Pârvati quitte des yeux ses photos glamour.
« Pourquoi cette question ?
— Je suis juste surpris de vous voir traiter des gens qui n’existent pas comme des membres de votre famille. Vous vous souciez de leurs relations, de leurs hauts et de leurs bas, de leurs vies, si on peut dire. »
Pârvati se tire le dupattâ sur la tête pour se protéger du soleil au zénith.
« Je pense chaque jour à ma famille, à ma mère. Oh, je ne voudrais pas rentrer, loin de là, mais je pensais que dans la capitale, avec tous ces gens et tout ce mouvement, j’aurais cent mondes dans lesquels évoluer. Mais c’est encore plus facile d’être invisible ici que ça l’était à Kotkhaï. Je pourrais disparaître complètement, ici.
— Où est-ce, Kotkhaï ? » demande Krishân. Au-dessus de lui, des traînées de condensation fusionnent et s’enchevêtrent, avion-espion et avion-tueur se pourchassant à dix mille mètres d’altitude dans le ciel de Vârânacî.
« Dans la région de Kishanganj, au Bihâr. Vous venez de me faire m’apercevoir de quelque chose d’étrange, M. Kudrati. J’écris tous les jours à ma mère, elle me parle de sa santé, elle me dit comment vont Rohinî, Sushîl, les garçons et tous les gens que je connais à Kotkhaï, mais elle ne me parle jamais de Kotkhaï lui-même. »

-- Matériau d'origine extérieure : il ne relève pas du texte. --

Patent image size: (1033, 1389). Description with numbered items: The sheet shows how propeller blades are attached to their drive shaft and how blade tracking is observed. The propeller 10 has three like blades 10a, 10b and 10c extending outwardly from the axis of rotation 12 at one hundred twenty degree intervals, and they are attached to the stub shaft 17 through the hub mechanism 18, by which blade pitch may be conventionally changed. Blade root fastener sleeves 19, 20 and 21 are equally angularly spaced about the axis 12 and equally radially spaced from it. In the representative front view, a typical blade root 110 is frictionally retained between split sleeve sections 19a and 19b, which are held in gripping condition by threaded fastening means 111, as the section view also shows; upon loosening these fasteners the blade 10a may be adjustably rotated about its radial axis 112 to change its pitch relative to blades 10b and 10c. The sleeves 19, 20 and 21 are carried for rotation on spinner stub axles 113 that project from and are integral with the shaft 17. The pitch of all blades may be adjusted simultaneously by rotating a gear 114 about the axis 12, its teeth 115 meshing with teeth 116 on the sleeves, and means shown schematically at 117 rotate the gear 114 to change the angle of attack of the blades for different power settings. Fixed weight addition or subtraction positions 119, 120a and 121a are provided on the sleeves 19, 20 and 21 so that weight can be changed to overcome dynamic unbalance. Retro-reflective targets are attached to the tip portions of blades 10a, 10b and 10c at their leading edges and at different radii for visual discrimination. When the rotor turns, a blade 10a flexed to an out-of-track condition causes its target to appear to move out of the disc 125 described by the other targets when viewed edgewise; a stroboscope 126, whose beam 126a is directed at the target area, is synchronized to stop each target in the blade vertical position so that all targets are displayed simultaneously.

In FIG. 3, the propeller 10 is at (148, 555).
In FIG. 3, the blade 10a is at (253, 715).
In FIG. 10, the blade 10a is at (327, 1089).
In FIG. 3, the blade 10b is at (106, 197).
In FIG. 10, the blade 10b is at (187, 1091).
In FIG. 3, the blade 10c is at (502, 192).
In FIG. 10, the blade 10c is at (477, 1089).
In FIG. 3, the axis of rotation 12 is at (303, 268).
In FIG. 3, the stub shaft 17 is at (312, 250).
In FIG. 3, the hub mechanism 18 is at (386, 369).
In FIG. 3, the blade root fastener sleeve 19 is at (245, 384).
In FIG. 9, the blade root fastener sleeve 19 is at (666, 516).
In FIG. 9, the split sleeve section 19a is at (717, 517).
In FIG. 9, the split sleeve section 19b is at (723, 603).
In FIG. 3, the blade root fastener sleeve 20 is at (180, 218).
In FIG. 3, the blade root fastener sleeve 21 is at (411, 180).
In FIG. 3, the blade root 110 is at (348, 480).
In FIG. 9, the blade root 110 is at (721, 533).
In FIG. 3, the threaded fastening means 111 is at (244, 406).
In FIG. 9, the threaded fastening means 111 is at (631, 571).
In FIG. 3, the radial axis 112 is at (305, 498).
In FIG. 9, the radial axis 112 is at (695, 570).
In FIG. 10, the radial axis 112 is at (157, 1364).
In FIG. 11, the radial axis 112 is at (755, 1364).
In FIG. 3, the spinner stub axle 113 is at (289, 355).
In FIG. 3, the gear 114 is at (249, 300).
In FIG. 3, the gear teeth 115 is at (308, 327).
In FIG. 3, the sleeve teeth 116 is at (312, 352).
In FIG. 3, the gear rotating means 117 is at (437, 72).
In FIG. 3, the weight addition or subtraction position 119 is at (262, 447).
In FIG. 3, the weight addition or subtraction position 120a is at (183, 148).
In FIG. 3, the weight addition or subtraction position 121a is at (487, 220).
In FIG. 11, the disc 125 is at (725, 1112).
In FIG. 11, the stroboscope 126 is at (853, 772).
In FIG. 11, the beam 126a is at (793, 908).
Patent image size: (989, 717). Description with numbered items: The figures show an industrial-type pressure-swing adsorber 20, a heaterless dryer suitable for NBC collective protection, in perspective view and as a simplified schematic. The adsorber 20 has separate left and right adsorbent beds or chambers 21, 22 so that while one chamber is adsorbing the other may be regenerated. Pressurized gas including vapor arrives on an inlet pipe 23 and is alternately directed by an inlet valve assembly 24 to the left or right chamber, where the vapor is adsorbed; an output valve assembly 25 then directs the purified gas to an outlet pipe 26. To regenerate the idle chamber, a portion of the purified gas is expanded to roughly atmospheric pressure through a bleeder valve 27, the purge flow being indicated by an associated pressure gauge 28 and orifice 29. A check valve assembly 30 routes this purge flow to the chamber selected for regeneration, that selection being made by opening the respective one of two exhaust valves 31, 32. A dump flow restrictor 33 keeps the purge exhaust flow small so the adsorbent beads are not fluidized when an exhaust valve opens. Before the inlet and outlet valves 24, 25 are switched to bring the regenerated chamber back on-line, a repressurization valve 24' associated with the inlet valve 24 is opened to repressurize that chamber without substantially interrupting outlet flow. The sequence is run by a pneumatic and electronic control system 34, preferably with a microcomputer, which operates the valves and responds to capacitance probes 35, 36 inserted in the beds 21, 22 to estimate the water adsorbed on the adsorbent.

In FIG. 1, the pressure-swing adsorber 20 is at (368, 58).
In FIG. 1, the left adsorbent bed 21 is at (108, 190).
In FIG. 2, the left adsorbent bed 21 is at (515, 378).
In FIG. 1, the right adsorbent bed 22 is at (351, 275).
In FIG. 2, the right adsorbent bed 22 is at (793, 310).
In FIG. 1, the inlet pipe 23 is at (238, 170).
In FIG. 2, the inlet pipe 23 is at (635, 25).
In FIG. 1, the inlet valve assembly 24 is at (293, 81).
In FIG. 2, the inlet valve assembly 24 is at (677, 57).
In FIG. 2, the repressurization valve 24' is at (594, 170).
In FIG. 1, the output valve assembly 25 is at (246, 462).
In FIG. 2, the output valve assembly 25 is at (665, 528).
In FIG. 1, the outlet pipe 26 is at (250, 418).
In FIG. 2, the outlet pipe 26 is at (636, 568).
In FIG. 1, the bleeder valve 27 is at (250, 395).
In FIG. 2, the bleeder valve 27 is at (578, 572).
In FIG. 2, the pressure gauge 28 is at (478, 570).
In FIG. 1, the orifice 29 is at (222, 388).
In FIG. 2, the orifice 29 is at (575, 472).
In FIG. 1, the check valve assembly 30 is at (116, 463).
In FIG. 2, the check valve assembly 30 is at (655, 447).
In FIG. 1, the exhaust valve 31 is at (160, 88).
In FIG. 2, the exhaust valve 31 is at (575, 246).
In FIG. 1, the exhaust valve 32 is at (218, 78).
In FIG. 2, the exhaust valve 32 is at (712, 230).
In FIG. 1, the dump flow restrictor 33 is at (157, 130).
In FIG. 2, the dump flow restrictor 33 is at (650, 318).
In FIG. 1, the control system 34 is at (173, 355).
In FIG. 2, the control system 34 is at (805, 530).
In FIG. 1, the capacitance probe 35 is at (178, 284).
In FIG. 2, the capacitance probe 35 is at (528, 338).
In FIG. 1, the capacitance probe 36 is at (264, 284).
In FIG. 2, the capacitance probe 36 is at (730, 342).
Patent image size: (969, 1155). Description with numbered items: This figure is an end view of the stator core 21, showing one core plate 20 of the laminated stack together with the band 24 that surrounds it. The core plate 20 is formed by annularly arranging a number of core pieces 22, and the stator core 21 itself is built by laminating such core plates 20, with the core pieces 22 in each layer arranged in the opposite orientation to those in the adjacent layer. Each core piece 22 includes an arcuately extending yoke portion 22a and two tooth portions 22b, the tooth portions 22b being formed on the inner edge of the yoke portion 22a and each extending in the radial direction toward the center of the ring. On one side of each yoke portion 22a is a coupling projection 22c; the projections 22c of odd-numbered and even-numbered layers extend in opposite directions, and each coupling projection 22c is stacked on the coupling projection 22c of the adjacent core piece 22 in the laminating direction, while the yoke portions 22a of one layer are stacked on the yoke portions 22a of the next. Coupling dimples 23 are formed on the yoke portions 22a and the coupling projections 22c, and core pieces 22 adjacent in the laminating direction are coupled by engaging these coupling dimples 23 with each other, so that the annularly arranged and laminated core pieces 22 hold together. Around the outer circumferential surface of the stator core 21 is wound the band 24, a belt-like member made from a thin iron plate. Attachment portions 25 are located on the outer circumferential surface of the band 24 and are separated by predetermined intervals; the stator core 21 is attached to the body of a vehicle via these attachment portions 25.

Elle lui raconte donc son village, car, ce faisant, elle se le raconte elle-même. Elle peut revenir dans les quelques maisons en adobe fendu regroupées autour des citernes et des pompes, elle peut redescendre la rue principale en pente douce, bordée de boutiques et d’auvent en tôle ondulée abritant les ateliers des tailleurs de pierres. C’était là le monde des hommes, où l’on buvait du thé en écoutant la radio et en discutant politique. Quant au monde des femmes, il se trouvait aux champs, à la pompe et aux citernes, l’eau étant l’élément des femmes, et aussi à l’école, où la nouvelle enseignante venue de la ville, Mme Jaitly, donnait des cours du soir, organisait des groupes de discussion et gérait une coopérative de microcrédit financée par l’argent des œufs.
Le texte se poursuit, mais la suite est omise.